Although low-glycemic foods still contain carbohydrates, they typically also contain a good amount of fiber and sometimes protein to help off-set the body’s insulin response.
Increased insulin levels can increase fat storage in the body. Being overweight already complicates PCOS with elevated symptoms. So, eating a high-glycemic diet wasn’t doing me ANY favors.
Low-glycemic foods (not a complete list)
Apples, pears, berries, sweet potatoes, steel cut oats, corn, legumes, stone-ground whole wheat, converted long-grain white rice (lower GI than brown rice, but brown rice has a lower GI than regular white rice), non-starchy vegetables, and carrots.
High-glycemic foods (not a complete list)
White bread and bagels, most processed dry cereals, russet potatoes, pumpkin, popcorn, tropical fruit (bananas, pineapple, mangoes, etc.), and rice pasta.
Not all carbs are created equal
After my doctor’s visit, I didn’t waste any time converting my entire diet around eating low-glycemic and unprocessed foods. That day, I started on my new health journey.

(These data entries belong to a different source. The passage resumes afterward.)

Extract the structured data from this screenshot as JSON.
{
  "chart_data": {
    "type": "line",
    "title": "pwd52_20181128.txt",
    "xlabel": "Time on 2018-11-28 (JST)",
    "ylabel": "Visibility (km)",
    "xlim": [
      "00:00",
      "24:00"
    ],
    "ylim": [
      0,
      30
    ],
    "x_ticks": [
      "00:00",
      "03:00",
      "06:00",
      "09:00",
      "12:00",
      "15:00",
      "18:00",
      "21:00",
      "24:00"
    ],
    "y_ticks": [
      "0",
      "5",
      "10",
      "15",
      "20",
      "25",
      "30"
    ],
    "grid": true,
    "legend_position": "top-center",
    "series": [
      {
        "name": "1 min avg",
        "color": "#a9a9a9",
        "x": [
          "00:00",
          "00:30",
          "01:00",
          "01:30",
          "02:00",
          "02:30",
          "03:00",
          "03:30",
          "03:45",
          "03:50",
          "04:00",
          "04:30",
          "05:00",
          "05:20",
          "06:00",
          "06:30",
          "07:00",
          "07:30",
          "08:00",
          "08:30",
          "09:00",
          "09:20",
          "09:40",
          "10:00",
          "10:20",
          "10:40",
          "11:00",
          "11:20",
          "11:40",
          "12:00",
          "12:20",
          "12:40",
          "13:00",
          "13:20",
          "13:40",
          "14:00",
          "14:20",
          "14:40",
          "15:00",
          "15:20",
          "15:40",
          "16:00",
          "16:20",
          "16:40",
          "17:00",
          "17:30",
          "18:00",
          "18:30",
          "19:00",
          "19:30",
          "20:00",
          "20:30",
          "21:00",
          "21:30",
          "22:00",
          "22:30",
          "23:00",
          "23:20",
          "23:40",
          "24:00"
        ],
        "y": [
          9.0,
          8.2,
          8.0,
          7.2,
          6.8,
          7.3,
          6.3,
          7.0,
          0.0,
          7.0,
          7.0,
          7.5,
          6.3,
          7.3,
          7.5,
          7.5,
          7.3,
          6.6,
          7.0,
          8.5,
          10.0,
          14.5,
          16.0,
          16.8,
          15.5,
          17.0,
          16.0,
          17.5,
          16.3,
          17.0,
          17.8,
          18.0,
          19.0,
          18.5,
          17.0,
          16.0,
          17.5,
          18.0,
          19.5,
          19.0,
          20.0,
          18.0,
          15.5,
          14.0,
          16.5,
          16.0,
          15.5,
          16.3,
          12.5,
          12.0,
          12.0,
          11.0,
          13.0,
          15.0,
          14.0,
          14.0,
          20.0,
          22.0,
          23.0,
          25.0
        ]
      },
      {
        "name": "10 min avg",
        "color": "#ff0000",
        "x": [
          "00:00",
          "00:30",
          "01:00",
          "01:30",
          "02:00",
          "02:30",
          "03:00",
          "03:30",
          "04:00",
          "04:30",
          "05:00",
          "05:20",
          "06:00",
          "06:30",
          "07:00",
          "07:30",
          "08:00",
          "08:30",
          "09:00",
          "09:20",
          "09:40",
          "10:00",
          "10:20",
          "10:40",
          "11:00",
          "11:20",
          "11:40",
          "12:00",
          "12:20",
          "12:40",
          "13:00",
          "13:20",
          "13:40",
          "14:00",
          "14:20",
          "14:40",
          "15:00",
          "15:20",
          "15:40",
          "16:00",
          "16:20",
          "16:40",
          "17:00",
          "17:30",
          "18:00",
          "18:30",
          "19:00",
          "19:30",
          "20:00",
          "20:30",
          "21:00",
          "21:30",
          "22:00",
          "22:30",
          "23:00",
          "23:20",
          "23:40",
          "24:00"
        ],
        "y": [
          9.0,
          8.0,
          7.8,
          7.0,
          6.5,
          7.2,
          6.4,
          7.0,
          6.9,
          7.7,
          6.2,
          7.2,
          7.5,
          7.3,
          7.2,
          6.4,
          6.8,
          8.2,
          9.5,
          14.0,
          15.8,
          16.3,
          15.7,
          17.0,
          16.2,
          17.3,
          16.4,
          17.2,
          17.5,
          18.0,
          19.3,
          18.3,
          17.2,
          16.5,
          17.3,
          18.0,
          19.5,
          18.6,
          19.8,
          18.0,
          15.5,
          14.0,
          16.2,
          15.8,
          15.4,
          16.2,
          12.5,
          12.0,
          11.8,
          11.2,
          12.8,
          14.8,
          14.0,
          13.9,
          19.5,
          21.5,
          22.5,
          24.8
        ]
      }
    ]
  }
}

And it has been a very, very steep learning curve.
In my previous post about my doctor’s visit, I told you that my doctor said I may not be able to be vegan anymore because of my PCOS. Well, I’m fighting that like a caged animal (vegan pun intended).

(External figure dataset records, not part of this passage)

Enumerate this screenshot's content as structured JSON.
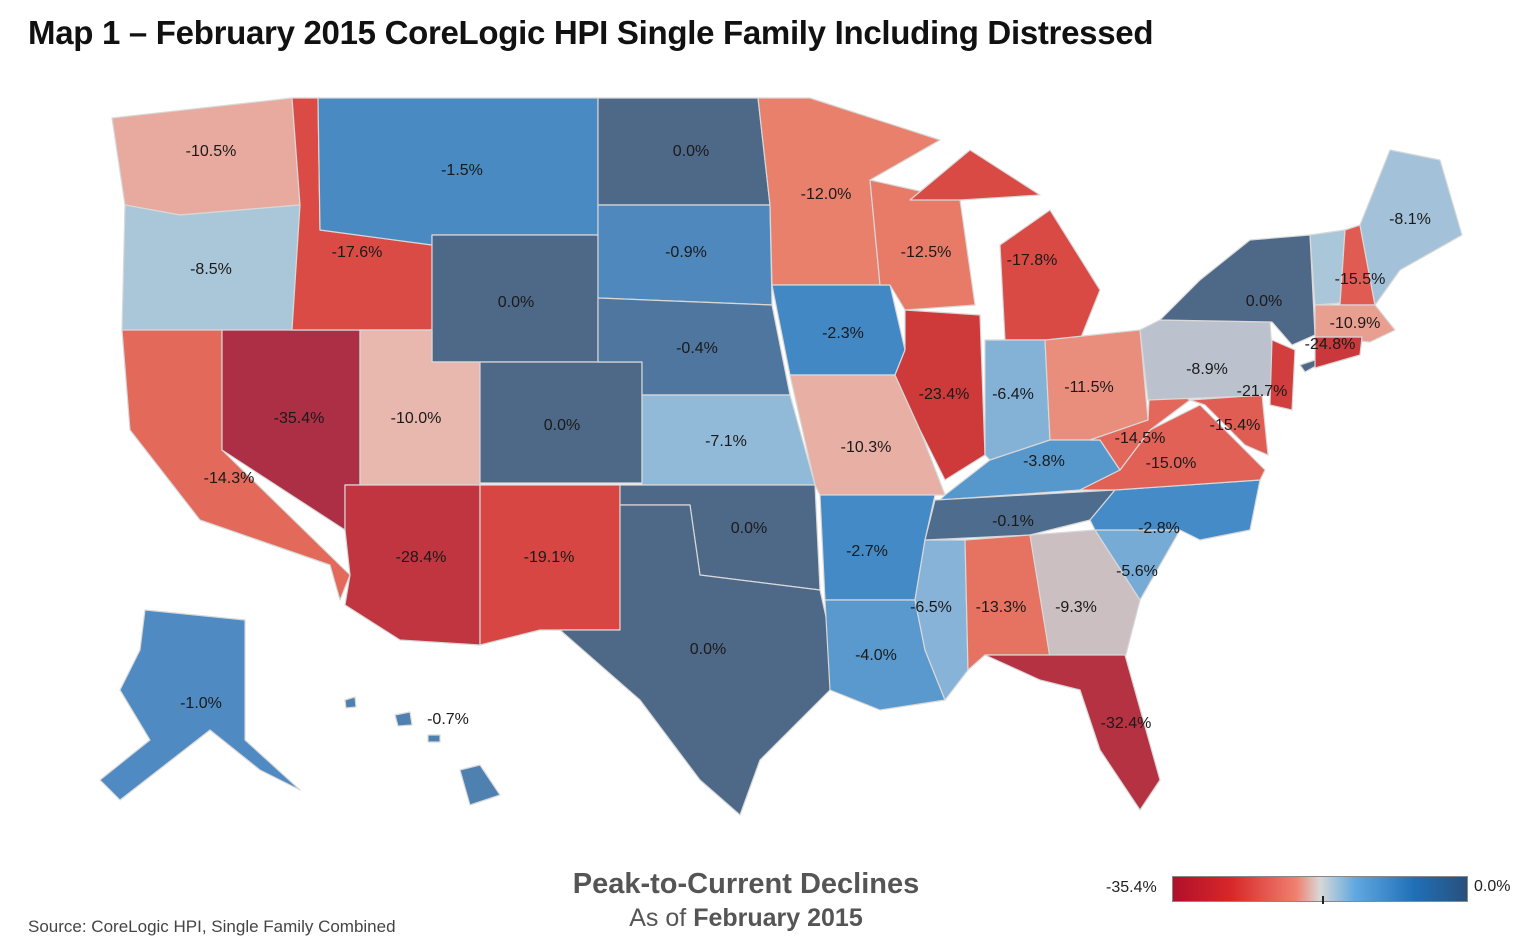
{
  "title": "Map 1 – February 2015 CoreLogic HPI Single Family Including Distressed",
  "legend": {
    "title": "Peak-to-Current Declines",
    "subtitle_prefix": "As of",
    "subtitle_date": "February 2015",
    "min_label": "-35.4%",
    "max_label": "0.0%",
    "color_stops": [
      {
        "value": -35.4,
        "color": "#ad2f45"
      },
      {
        "value": -23.0,
        "color": "#cf3a3a"
      },
      {
        "value": -17.0,
        "color": "#dc4d47"
      },
      {
        "value": -12.0,
        "color": "#e9806c"
      },
      {
        "value": -10.0,
        "color": "#e8b8ae"
      },
      {
        "value": -8.5,
        "color": "#aac6d9"
      },
      {
        "value": -5.5,
        "color": "#74aad6"
      },
      {
        "value": -2.5,
        "color": "#3f88c5"
      },
      {
        "value": -1.0,
        "color": "#4f8bc2"
      },
      {
        "value": 0.0,
        "color": "#4e6887"
      }
    ]
  },
  "source": "Source: CoreLogic HPI, Single Family Combined",
  "map_data": {
    "metric": "Peak-to-Current Declines",
    "states": [
      {
        "state": "WA",
        "value": -10.5,
        "label": "-10.5%"
      },
      {
        "state": "OR",
        "value": -8.5,
        "label": "-8.5%"
      },
      {
        "state": "CA",
        "value": -14.3,
        "label": "-14.3%"
      },
      {
        "state": "NV",
        "value": -35.4,
        "label": "-35.4%"
      },
      {
        "state": "ID",
        "value": -17.6,
        "label": "-17.6%"
      },
      {
        "state": "MT",
        "value": -1.5,
        "label": "-1.5%"
      },
      {
        "state": "WY",
        "value": 0.0,
        "label": "0.0%"
      },
      {
        "state": "UT",
        "value": -10.0,
        "label": "-10.0%"
      },
      {
        "state": "CO",
        "value": 0.0,
        "label": "0.0%"
      },
      {
        "state": "AZ",
        "value": -28.4,
        "label": "-28.4%"
      },
      {
        "state": "NM",
        "value": -19.1,
        "label": "-19.1%"
      },
      {
        "state": "ND",
        "value": 0.0,
        "label": "0.0%"
      },
      {
        "state": "SD",
        "value": -0.9,
        "label": "-0.9%"
      },
      {
        "state": "NE",
        "value": -0.4,
        "label": "-0.4%"
      },
      {
        "state": "KS",
        "value": -7.1,
        "label": "-7.1%"
      },
      {
        "state": "OK",
        "value": 0.0,
        "label": "0.0%"
      },
      {
        "state": "TX",
        "value": 0.0,
        "label": "0.0%"
      },
      {
        "state": "MN",
        "value": -12.0,
        "label": "-12.0%"
      },
      {
        "state": "IA",
        "value": -2.3,
        "label": "-2.3%"
      },
      {
        "state": "MO",
        "value": -10.3,
        "label": "-10.3%"
      },
      {
        "state": "AR",
        "value": -2.7,
        "label": "-2.7%"
      },
      {
        "state": "LA",
        "value": -4.0,
        "label": "-4.0%"
      },
      {
        "state": "WI",
        "value": -12.5,
        "label": "-12.5%"
      },
      {
        "state": "IL",
        "value": -23.4,
        "label": "-23.4%"
      },
      {
        "state": "MI",
        "value": -17.8,
        "label": "-17.8%"
      },
      {
        "state": "IN",
        "value": -6.4,
        "label": "-6.4%"
      },
      {
        "state": "OH",
        "value": -11.5,
        "label": "-11.5%"
      },
      {
        "state": "KY",
        "value": -3.8,
        "label": "-3.8%"
      },
      {
        "state": "TN",
        "value": -0.1,
        "label": "-0.1%"
      },
      {
        "state": "MS",
        "value": -6.5,
        "label": "-6.5%"
      },
      {
        "state": "AL",
        "value": -13.3,
        "label": "-13.3%"
      },
      {
        "state": "GA",
        "value": -9.3,
        "label": "-9.3%"
      },
      {
        "state": "FL",
        "value": -32.4,
        "label": "-32.4%"
      },
      {
        "state": "SC",
        "value": -5.6,
        "label": "-5.6%"
      },
      {
        "state": "NC",
        "value": -2.8,
        "label": "-2.8%"
      },
      {
        "state": "VA",
        "value": -15.0,
        "label": "-15.0%"
      },
      {
        "state": "WV",
        "value": -14.5,
        "label": "-14.5%"
      },
      {
        "state": "MD",
        "value": -15.4,
        "label": "-15.4%"
      },
      {
        "state": "PA",
        "value": -8.9,
        "label": "-8.9%"
      },
      {
        "state": "NJ",
        "value": -21.7,
        "label": "-21.7%"
      },
      {
        "state": "NY",
        "value": 0.0,
        "label": "0.0%"
      },
      {
        "state": "VT",
        "value": -8.5,
        "label": ""
      },
      {
        "state": "NH",
        "value": -15.5,
        "label": "-15.5%"
      },
      {
        "state": "ME",
        "value": -8.1,
        "label": "-8.1%"
      },
      {
        "state": "MA",
        "value": -10.9,
        "label": "-10.9%"
      },
      {
        "state": "CT",
        "value": -24.8,
        "label": "-24.8%"
      },
      {
        "state": "AK",
        "value": -1.0,
        "label": "-1.0%"
      },
      {
        "state": "HI",
        "value": -0.7,
        "label": "-0.7%"
      }
    ]
  }
}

I told him my plan was to eat low-glycemic fruits and veggies, more nuts and seeds, legumes, no gluten, and limit my soy intake to occasional organic, non-GMO (for now.) The gluten-free and soy bit is so that I can eliminate possible sources of my symptoms and weight gain and then slowly add them in one at a time to see which my body can tolerate.
He was completely on board! Maybe he was surprised at how proactive I am being, but I take it as a good sign that all he had to say was “Sounds great! Report back in a bit.”

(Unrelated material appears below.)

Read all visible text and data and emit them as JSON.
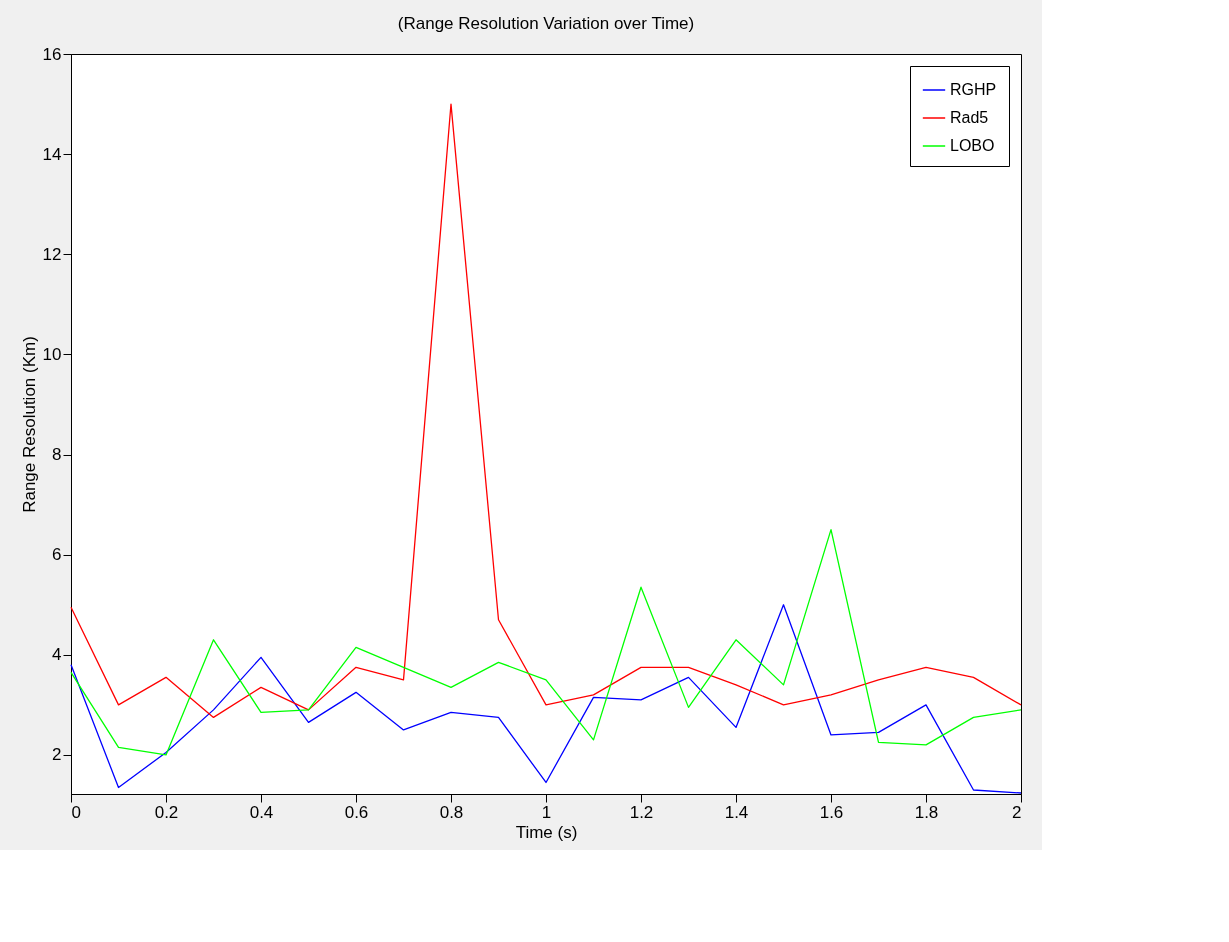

I am also supplementing with a vegan, gluten-free, low-carb, soy-free protein powder. It tastes like it sounds, not very good. I can tolerate it for now, but I really would like to find an alternative to it.
So what do I call myself? A gluten-free, soy-picky, whole foods vegan? That’s a mouth full. In an effort to save time and possible confusion, I have settled on “Paleo Vegan.” People following the paleo, or hunter-gatherer, diet eat lean animal products and plants (no grains or dairy). Obviously, I’m an ethical vegan and won’t be partaking in the former.
My results so far
As of this morning, I have lost five pounds since Monday. I feel like I have more energy and my headaches have subsided. I feel fuller longer and I don’t binge on banana smoothies. 🙂 Only time will tell if this is truly helping my body in the long term.
In addition to eating certain foods, I am also changing the manner in which I eat them. Smaller, more frequent meals will keep my metabolism working all day. Also, pairing carbs with proteins at every single meal seems to be helping too.
In my previous blog post, I mentioned I may have a second health condition. That condition is hypothyroidism. Super! Another thing that is affected by my diet. The diagnosis is not confirmed yet and if it does get confirmed, it’s a relatively mild case of it. But, nonetheless, it’s something I may have to think about and consider when making food choices.